The panel determined the maps were unconstitutional, pointing to Alabama’s racially polarized voting patterns, where white Alabamians largely support Republicans and Black Alabamians largely support Democrats.
Alabama’s May 19 primaries are currently set to proceed under the court-ordered map, which keeps two districts with heavy Black populations in place.
The legal landscape shifted significantly when the Supreme Court issued its ruling in the Louisiana redistricting case.
Justice Samuel Alito’s majority opinion raised the bar considerably for anyone seeking to challenge congressional districts on racial discrimination grounds.
Marshall moved swiftly after the ruling.
“Because the lower court’s injunction cannot stand in light of the Supreme Court’s ruling, we have asked the court to lift the injunction,” he said. “Alabama deserves the right to use its own maps, just like every other state.”
“By calling the Legislature into a special session, I am ensuring Alabama is prepared should the courts act quickly enough to allow Alabama’s previously drawn congressional and state Senate maps to be used during this election cycle,” Ivey said.
“If the court-ordered injunction is lifted, Alabama would revert to the maps drawn by the Legislature for congressional districts in 2023 and state Senate districts in 2021.”
House Speaker Nathaniel Ledbetter and Senate President Pro Tem Garlan Gudger issued a joint statement declaring that the Legislature now has an opportunity to send seven Republicans to Congress — a goal that would require dismantling the districts currently held by both Sewell and Figures.
House Pro-Tem Chris Pringle filed House Bill 1 during the opening day of the session.
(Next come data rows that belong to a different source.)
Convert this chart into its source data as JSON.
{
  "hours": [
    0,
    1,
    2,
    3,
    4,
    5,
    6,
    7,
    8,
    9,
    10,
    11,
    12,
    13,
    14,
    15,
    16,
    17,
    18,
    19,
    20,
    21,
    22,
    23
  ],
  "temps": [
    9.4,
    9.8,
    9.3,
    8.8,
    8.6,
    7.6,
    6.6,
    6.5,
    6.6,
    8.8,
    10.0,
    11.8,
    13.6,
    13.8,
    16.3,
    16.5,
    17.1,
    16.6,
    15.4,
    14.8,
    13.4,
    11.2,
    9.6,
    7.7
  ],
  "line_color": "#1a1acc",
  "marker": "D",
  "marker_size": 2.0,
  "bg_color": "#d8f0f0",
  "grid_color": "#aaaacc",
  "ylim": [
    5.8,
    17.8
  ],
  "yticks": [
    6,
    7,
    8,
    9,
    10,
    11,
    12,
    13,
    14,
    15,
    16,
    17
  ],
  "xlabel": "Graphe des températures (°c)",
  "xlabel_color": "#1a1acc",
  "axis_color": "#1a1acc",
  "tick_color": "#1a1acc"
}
The bill would authorize new primary elections in affected congressional districts if a federal court lifts the injunction on the 2023 legislature-approved map and the ruling comes too late to be worked into the existing 2026 primary schedule.
Alabama is not moving alone. Tennessee Gov. Bill Lee called his own special session beginning Tuesday.
“We owe it to Tennesseans to ensure our congressional districts accurately reflect the will of Tennessee voters,” Lee said.
Florida moved to redraw its House maps prior to the Supreme Court ruling, with Republicans projecting gains in four seats.
Texas shifted five Democratic districts toward the GOP last summer, prompting California to respond by moving five Republican-held districts to the left.
“The Alabama in 2026 is not the Alabama of the early 1960s,” Marshall said. “It’s a new time and a different era.”
Opponents of the redistricting effort argue that courts have already established that Alabama intentionally discriminated against Black voters when drawing district lines following the 2020 census, and that the state repeatedly refused to comply with court orders directing it to fix the problem.